We can work out the number of values, which is the total frequency, by summing the
values in the second row of the table. And it gives 30. We can only estimate the sum of all the data values. And to do this, we first need to find a single value that is representative of each
class. The best value to use is the midpoint of each class. This is found by taking the average of the class boundaries.
The first class, which is written as zero dash, contains all the values that are
greater than or equal to zero but strictly less than three, because that is the
lower boundary for the next class. We therefore take three to be the upper boundary for the first class. The midpoint is then equal to zero plus three over two, which is 1.5.
For the next class, the lower boundary is three and the upper boundary is six. The midpoint is therefore three plus six over two, which is 4.5. The midpoints for the next two classes are 7.5 and 10.5.
For the final class, we have to make an assumption about its width because there
isn’t a class that comes after it. We assume that this final class has the same width as the previous one. In fact, every class in this distribution has the same width of three. So we assume that the upper boundary for the final class is 15. The midpoint for the final class is therefore 12 plus 15 over two, which is 13.5.

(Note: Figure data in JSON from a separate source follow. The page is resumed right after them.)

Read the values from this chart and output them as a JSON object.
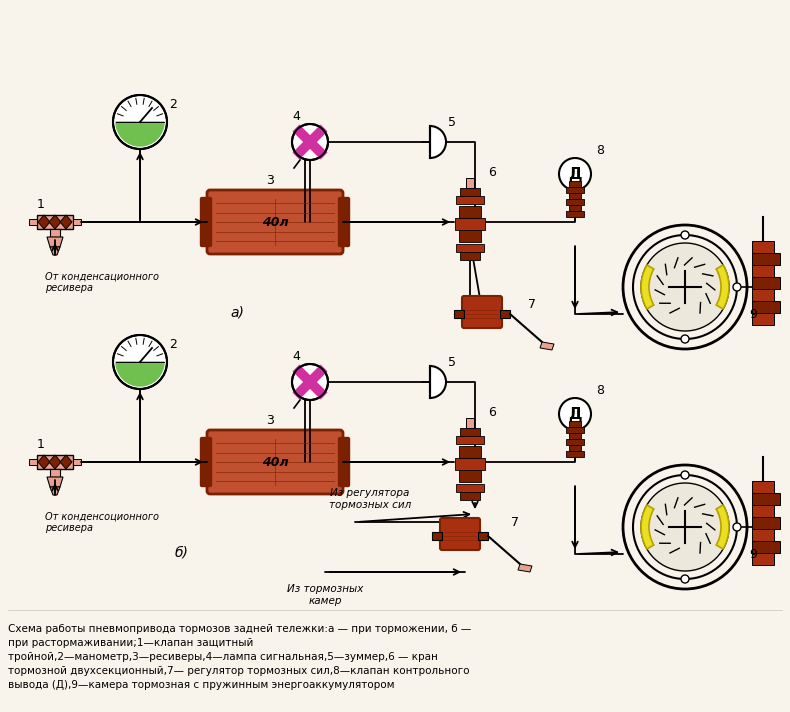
{
  "bg_color": "#f8f4ec",
  "caption_line1": "Схема работы пневмопривода тормозов задней тележки:а — при торможении, б —",
  "caption_line2": "при растормаживании;1—клапан защитный",
  "caption_line3": "тройной,2—манометр,3—ресиверы,4—лампа сигнальная,5—зуммер,6 — кран",
  "caption_line4": "тормозной двухсекционный,7— регулятор тормозных сил,8—клапан контрольного",
  "caption_line5": "вывода (Д),9—камера тормозная с пружинным энергоаккумулятором",
  "dark_red": "#7B2000",
  "medium_red": "#A83010",
  "tex_red": "#C05030",
  "pink_body": "#E8A090",
  "green_fill": "#70C050",
  "magenta_fill": "#D030A0",
  "yellow_fill": "#E8E020",
  "line_color": "#000000",
  "label_color": "#111111"
}
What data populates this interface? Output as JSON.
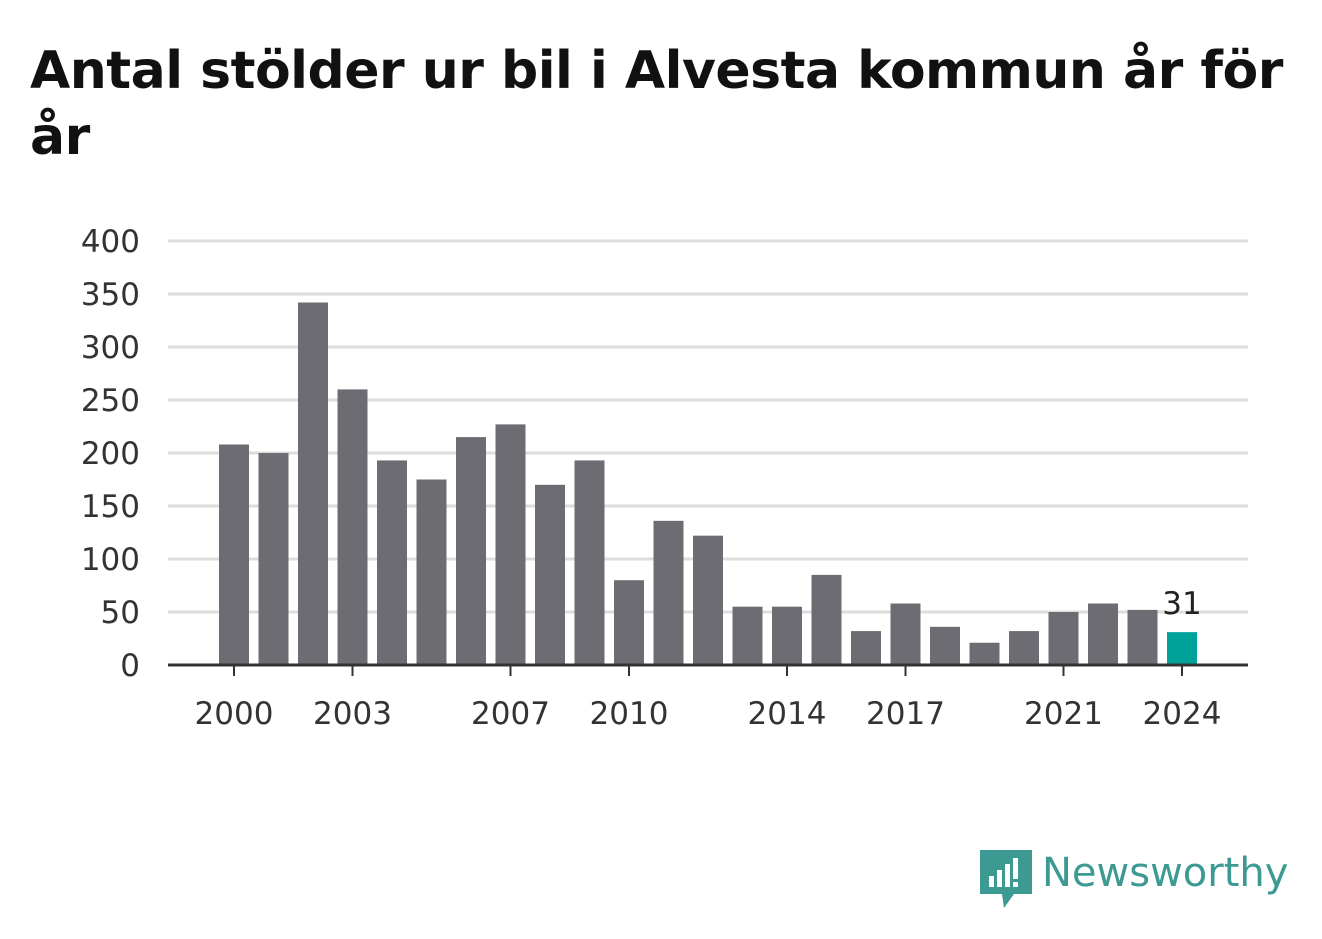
{
  "title": "Antal stölder ur bil i Alvesta kommun år för år",
  "brand": {
    "name": "Newsworthy",
    "color": "#3c9a92"
  },
  "colors": {
    "bar": "#6d6c72",
    "highlight": "#00a39a",
    "grid": "#dddddd",
    "axis": "#333333"
  },
  "chart_data": {
    "type": "bar",
    "categories": [
      "2000",
      "2001",
      "2002",
      "2003",
      "2004",
      "2005",
      "2006",
      "2007",
      "2008",
      "2009",
      "2010",
      "2011",
      "2012",
      "2013",
      "2014",
      "2015",
      "2016",
      "2017",
      "2018",
      "2019",
      "2020",
      "2021",
      "2022",
      "2023",
      "2024"
    ],
    "values": [
      208,
      200,
      342,
      260,
      193,
      175,
      215,
      227,
      170,
      193,
      80,
      136,
      122,
      55,
      55,
      85,
      32,
      58,
      36,
      21,
      32,
      50,
      58,
      52,
      31
    ],
    "x_tick_labels": [
      "2000",
      "2003",
      "2007",
      "2010",
      "2014",
      "2017",
      "2021",
      "2024"
    ],
    "y_ticks": [
      0,
      50,
      100,
      150,
      200,
      250,
      300,
      350,
      400
    ],
    "ylim": [
      0,
      400
    ],
    "highlight_category": "2024",
    "data_labels": [
      {
        "category": "2024",
        "text": "31"
      }
    ],
    "grid": true,
    "xlabel": "",
    "ylabel": ""
  }
}
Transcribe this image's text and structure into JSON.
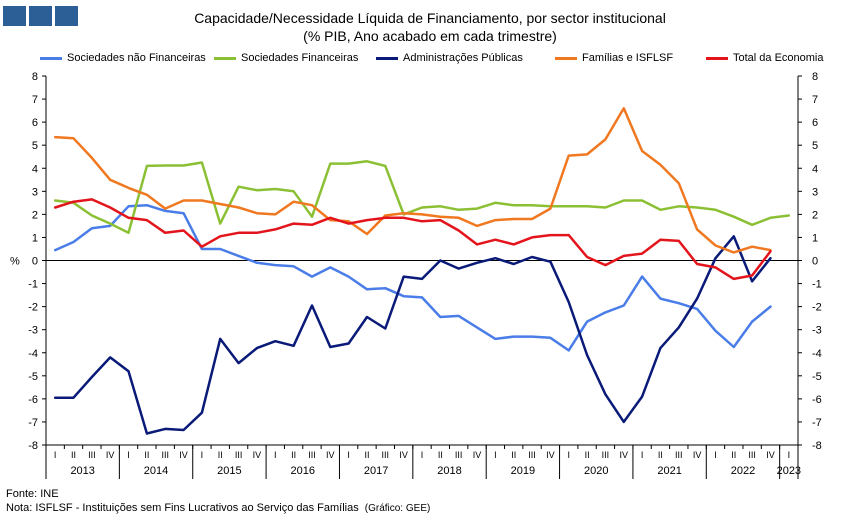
{
  "title_line1": "Capacidade/Necessidade Líquida de Financiamento,  por sector institucional",
  "title_line2": "(% PIB, Ano acabado em cada trimestre)",
  "source": "Fonte: INE",
  "note": "Nota: ISFLSF - Instituições sem Fins Lucrativos ao Serviço das Famílias",
  "credit": "(Gráfico: GEE)",
  "logo_color": "#2b5f96",
  "chart_data": {
    "type": "line",
    "ylabel": "%",
    "ylim": [
      -8,
      8
    ],
    "yticks": [
      -8,
      -7,
      -6,
      -5,
      -4,
      -3,
      -2,
      -1,
      0,
      1,
      2,
      3,
      4,
      5,
      6,
      7,
      8
    ],
    "grid": false,
    "legend_position": "top",
    "quarter_labels": [
      "I",
      "II",
      "III",
      "IV"
    ],
    "years": [
      "2013",
      "2014",
      "2015",
      "2016",
      "2017",
      "2018",
      "2019",
      "2020",
      "2021",
      "2022",
      "2023"
    ],
    "x": [
      "2013-I",
      "2013-II",
      "2013-III",
      "2013-IV",
      "2014-I",
      "2014-II",
      "2014-III",
      "2014-IV",
      "2015-I",
      "2015-II",
      "2015-III",
      "2015-IV",
      "2016-I",
      "2016-II",
      "2016-III",
      "2016-IV",
      "2017-I",
      "2017-II",
      "2017-III",
      "2017-IV",
      "2018-I",
      "2018-II",
      "2018-III",
      "2018-IV",
      "2019-I",
      "2019-II",
      "2019-III",
      "2019-IV",
      "2020-I",
      "2020-II",
      "2020-III",
      "2020-IV",
      "2021-I",
      "2021-II",
      "2021-III",
      "2021-IV",
      "2022-I",
      "2022-II",
      "2022-III",
      "2022-IV",
      "2023-I"
    ],
    "series": [
      {
        "name": "Sociedades não Financeiras",
        "color": "#4a7de8",
        "values": [
          0.45,
          0.8,
          1.4,
          1.5,
          2.35,
          2.4,
          2.15,
          2.05,
          0.5,
          0.5,
          0.2,
          -0.1,
          -0.2,
          -0.25,
          -0.7,
          -0.3,
          -0.7,
          -1.25,
          -1.2,
          -1.55,
          -1.6,
          -2.45,
          -2.4,
          -2.9,
          -3.4,
          -3.3,
          -3.3,
          -3.35,
          -3.9,
          -2.65,
          -2.25,
          -1.95,
          -0.7,
          -1.65,
          -1.85,
          -2.1,
          -3.05,
          -3.75,
          -2.65,
          -2.0,
          null
        ]
      },
      {
        "name": "Sociedades Financeiras",
        "color": "#8cc034",
        "values": [
          2.6,
          2.5,
          1.95,
          1.6,
          1.2,
          4.1,
          4.12,
          4.12,
          4.25,
          1.6,
          3.2,
          3.05,
          3.1,
          3.0,
          1.9,
          4.2,
          4.2,
          4.3,
          4.1,
          2.0,
          2.3,
          2.35,
          2.2,
          2.25,
          2.5,
          2.4,
          2.4,
          2.35,
          2.35,
          2.35,
          2.3,
          2.6,
          2.6,
          2.2,
          2.35,
          2.3,
          2.2,
          1.9,
          1.55,
          1.85,
          1.95
        ]
      },
      {
        "name": "Administrações Públicas",
        "color": "#0a1a78",
        "values": [
          -5.95,
          -5.95,
          -5.05,
          -4.2,
          -4.8,
          -7.5,
          -7.3,
          -7.35,
          -6.6,
          -3.4,
          -4.45,
          -3.8,
          -3.5,
          -3.7,
          -1.95,
          -3.75,
          -3.6,
          -2.45,
          -2.95,
          -0.7,
          -0.8,
          0.0,
          -0.35,
          -0.1,
          0.1,
          -0.15,
          0.15,
          -0.05,
          -1.8,
          -4.1,
          -5.8,
          -7.0,
          -5.9,
          -3.8,
          -2.9,
          -1.65,
          0.1,
          1.05,
          -0.9,
          0.1,
          null
        ]
      },
      {
        "name": "Famílias e ISFLSF",
        "color": "#f07820",
        "values": [
          5.35,
          5.3,
          4.45,
          3.5,
          3.15,
          2.85,
          2.25,
          2.6,
          2.6,
          2.45,
          2.3,
          2.05,
          2.0,
          2.55,
          2.4,
          1.75,
          1.7,
          1.15,
          1.95,
          2.05,
          2.0,
          1.9,
          1.85,
          1.5,
          1.75,
          1.8,
          1.8,
          2.25,
          4.55,
          4.6,
          5.25,
          6.6,
          4.75,
          4.15,
          3.35,
          1.35,
          0.65,
          0.35,
          0.6,
          0.45,
          null
        ]
      },
      {
        "name": "Total da Economia",
        "color": "#e3141b",
        "values": [
          2.3,
          2.55,
          2.65,
          2.3,
          1.85,
          1.75,
          1.2,
          1.3,
          0.6,
          1.05,
          1.2,
          1.2,
          1.35,
          1.6,
          1.55,
          1.85,
          1.6,
          1.75,
          1.85,
          1.85,
          1.7,
          1.75,
          1.3,
          0.7,
          0.9,
          0.7,
          1.0,
          1.1,
          1.1,
          0.15,
          -0.2,
          0.2,
          0.3,
          0.9,
          0.85,
          -0.15,
          -0.3,
          -0.8,
          -0.65,
          0.4,
          null
        ]
      }
    ]
  }
}
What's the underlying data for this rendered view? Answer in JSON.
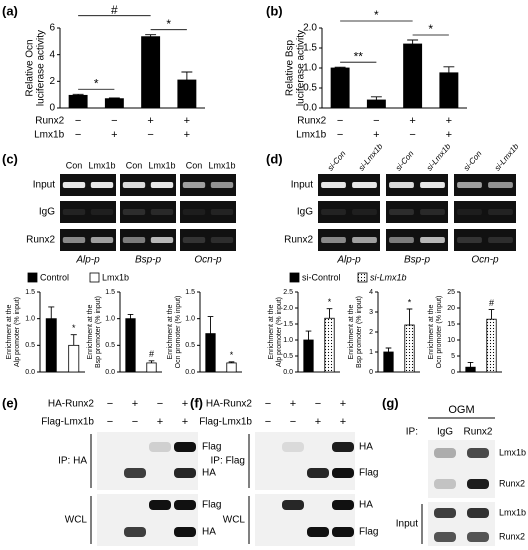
{
  "panel_labels": [
    "(a)",
    "(b)",
    "(c)",
    "(d)",
    "(e)",
    "(f)",
    "(g)"
  ],
  "chart_data": [
    {
      "type": "bar",
      "ylabel": [
        "Relative Ocn",
        "luciferase activity"
      ],
      "values": [
        0.95,
        0.7,
        5.35,
        2.1
      ],
      "errors": [
        0.08,
        0.05,
        0.15,
        0.6
      ],
      "color": "#000000",
      "ylim": [
        0,
        6
      ],
      "yticks": [
        0,
        2,
        4,
        6
      ],
      "annotations": [
        "*",
        "#",
        "*"
      ],
      "conditions": [
        {
          "name": "Runx2",
          "values": [
            "−",
            "−",
            "+",
            "+"
          ]
        },
        {
          "name": "Lmx1b",
          "values": [
            "−",
            "+",
            "−",
            "+"
          ]
        }
      ]
    },
    {
      "type": "bar",
      "ylabel": [
        "Relative Bsp",
        "luciferase activity"
      ],
      "values": [
        1.0,
        0.2,
        1.6,
        0.88
      ],
      "errors": [
        0.02,
        0.08,
        0.1,
        0.15
      ],
      "color": "#000000",
      "ylim": [
        0,
        2
      ],
      "yticks": [
        {
          "value": 0,
          "label": "0.0"
        },
        0.5,
        {
          "value": 1,
          "label": "1.0"
        },
        1.5,
        {
          "value": 2,
          "label": "2.0"
        }
      ],
      "annotations": [
        "**",
        "*",
        "*"
      ],
      "conditions": [
        {
          "name": "Runx2",
          "values": [
            "−",
            "−",
            "+",
            "+"
          ]
        },
        {
          "name": "Lmx1b",
          "values": [
            "−",
            "+",
            "−",
            "+"
          ]
        }
      ]
    },
    {
      "type": "bar",
      "ylabel": [
        "Enrichment at the",
        "Alp promoter (% input)"
      ],
      "values": [
        1.0,
        0.5
      ],
      "errors": [
        0.22,
        0.2
      ],
      "colors": [
        "#000000",
        "#ffffff"
      ],
      "ylim": [
        0,
        1.5
      ],
      "yticks": [
        {
          "value": 0,
          "label": "0.0"
        },
        0.5,
        {
          "value": 1,
          "label": "1.0"
        },
        1.5
      ],
      "annotations": [
        "*"
      ]
    },
    {
      "type": "bar",
      "ylabel": [
        "Enrichment at the",
        "Bsp promoter (% input)"
      ],
      "values": [
        1.0,
        0.17
      ],
      "errors": [
        0.08,
        0.04
      ],
      "colors": [
        "#000000",
        "#ffffff"
      ],
      "ylim": [
        0,
        1.5
      ],
      "yticks": [
        {
          "value": 0,
          "label": "0.0"
        },
        0.5,
        {
          "value": 1,
          "label": "1.0"
        },
        1.5
      ],
      "annotations": [
        "#"
      ]
    },
    {
      "type": "bar",
      "ylabel": [
        "Enrichment at the",
        "Ocn promoter (% input)"
      ],
      "values": [
        0.72,
        0.17
      ],
      "errors": [
        0.32,
        0.02
      ],
      "colors": [
        "#000000",
        "#ffffff"
      ],
      "ylim": [
        0,
        1.5
      ],
      "yticks": [
        {
          "value": 0,
          "label": "0.0"
        },
        0.5,
        {
          "value": 1,
          "label": "1.0"
        },
        1.5
      ],
      "annotations": [
        "*"
      ]
    },
    {
      "type": "bar",
      "ylabel": [
        "Enrichment at the",
        "Alp promoter (% input)"
      ],
      "values": [
        1.0,
        1.68
      ],
      "errors": [
        0.28,
        0.3
      ],
      "colors": [
        "#000000",
        "#ffffff"
      ],
      "dotted": [
        false,
        true
      ],
      "ylim": [
        0,
        2.5
      ],
      "yticks": [
        {
          "value": 0,
          "label": "0.0"
        },
        0.5,
        {
          "value": 1,
          "label": "1.0"
        },
        1.5,
        {
          "value": 2,
          "label": "2.0"
        },
        2.5
      ],
      "annotations": [
        "*"
      ]
    },
    {
      "type": "bar",
      "ylabel": [
        "Enrichment at the",
        "Bsp promoter (% input)"
      ],
      "values": [
        1.0,
        2.35
      ],
      "errors": [
        0.2,
        0.8
      ],
      "colors": [
        "#000000",
        "#ffffff"
      ],
      "dotted": [
        false,
        true
      ],
      "ylim": [
        0,
        4
      ],
      "yticks": [
        0,
        1,
        2,
        3,
        4
      ],
      "annotations": [
        "*"
      ]
    },
    {
      "type": "bar",
      "ylabel": [
        "Enrichment at the",
        "Ocn promoter (% input)"
      ],
      "values": [
        1.5,
        16.5
      ],
      "errors": [
        1.5,
        3
      ],
      "colors": [
        "#000000",
        "#ffffff"
      ],
      "dotted": [
        false,
        true
      ],
      "ylim": [
        0,
        25
      ],
      "yticks": [
        0,
        5,
        10,
        15,
        20,
        25
      ],
      "annotations": [
        "#"
      ]
    }
  ],
  "legends": {
    "c": [
      {
        "name": "Control",
        "color": "#000000"
      },
      {
        "name": "Lmx1b",
        "color": "#ffffff"
      }
    ],
    "d": [
      {
        "name": "si-Control",
        "color": "#000000"
      },
      {
        "name": "si-Lmx1b",
        "color": "#ffffff",
        "dotted": true
      }
    ]
  },
  "gels": {
    "c": {
      "lanes": [
        "Con",
        "Lmx1b",
        "Con",
        "Lmx1b",
        "Con",
        "Lmx1b"
      ],
      "rows": [
        "Input",
        "IgG",
        "Runx2"
      ],
      "promoters": [
        "Alp-p",
        "Bsp-p",
        "Ocn-p"
      ]
    },
    "d": {
      "lanes": [
        "si-Con",
        "si-Lmx1b",
        "si-Con",
        "si-Lmx1b",
        "si-Con",
        "si-Lmx1b"
      ],
      "rows": [
        "Input",
        "IgG",
        "Runx2"
      ],
      "promoters": [
        "Alp-p",
        "Bsp-p",
        "Ocn-p"
      ]
    }
  },
  "blots": {
    "e": {
      "conditions": [
        {
          "name": "HA-Runx2",
          "values": [
            "−",
            "+",
            "−",
            "+"
          ]
        },
        {
          "name": "Flag-Lmx1b",
          "values": [
            "−",
            "−",
            "+",
            "+"
          ]
        }
      ],
      "groups": [
        {
          "name": "IP: HA",
          "bands": [
            "Flag",
            "HA"
          ]
        },
        {
          "name": "WCL",
          "bands": [
            "Flag",
            "HA"
          ]
        }
      ]
    },
    "f": {
      "conditions": [
        {
          "name": "HA-Runx2",
          "values": [
            "−",
            "+",
            "−",
            "+"
          ]
        },
        {
          "name": "Flag-Lmx1b",
          "values": [
            "−",
            "−",
            "+",
            "+"
          ]
        }
      ],
      "groups": [
        {
          "name": "IP: Flag",
          "bands": [
            "HA",
            "Flag"
          ]
        },
        {
          "name": "WCL",
          "bands": [
            "HA",
            "Flag"
          ]
        }
      ]
    },
    "g": {
      "header": "OGM",
      "ip_label": "IP:",
      "lanes": [
        "IgG",
        "Runx2"
      ],
      "groups": [
        {
          "bands": [
            "Lmx1b",
            "Runx2"
          ]
        },
        {
          "name": "Input",
          "bands": [
            "Lmx1b",
            "Runx2"
          ]
        }
      ]
    }
  }
}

We can then estimate the sum of the values in each class by multiplying the midpoint
by the frequency. For example, in the first class, there are five data values which are each
approximately equal to 1.5. So the total of the values in this class is approximately 1.5 multiplied by five. We can repeat this process for each of the remaining classes. The total of these five values, which is 237, gives our estimate for the sum of all
the data values. We can then tweak our formula for the mean, to say that the estimated mean is equal
to the estimated sum of all the data values divided by the number of values. That’s the sum of all the midpoints multiplied by the frequencies divided by the
total frequency.
Using the values we’ve calculated, this is equal to 237 over 30, which simplifies to
7.9. We’re asked to give our estimate to one decimal place, but as this value is exact to
one decimal place already, no rounding is required. And so we have that the estimated mean of the distribution is 7.9.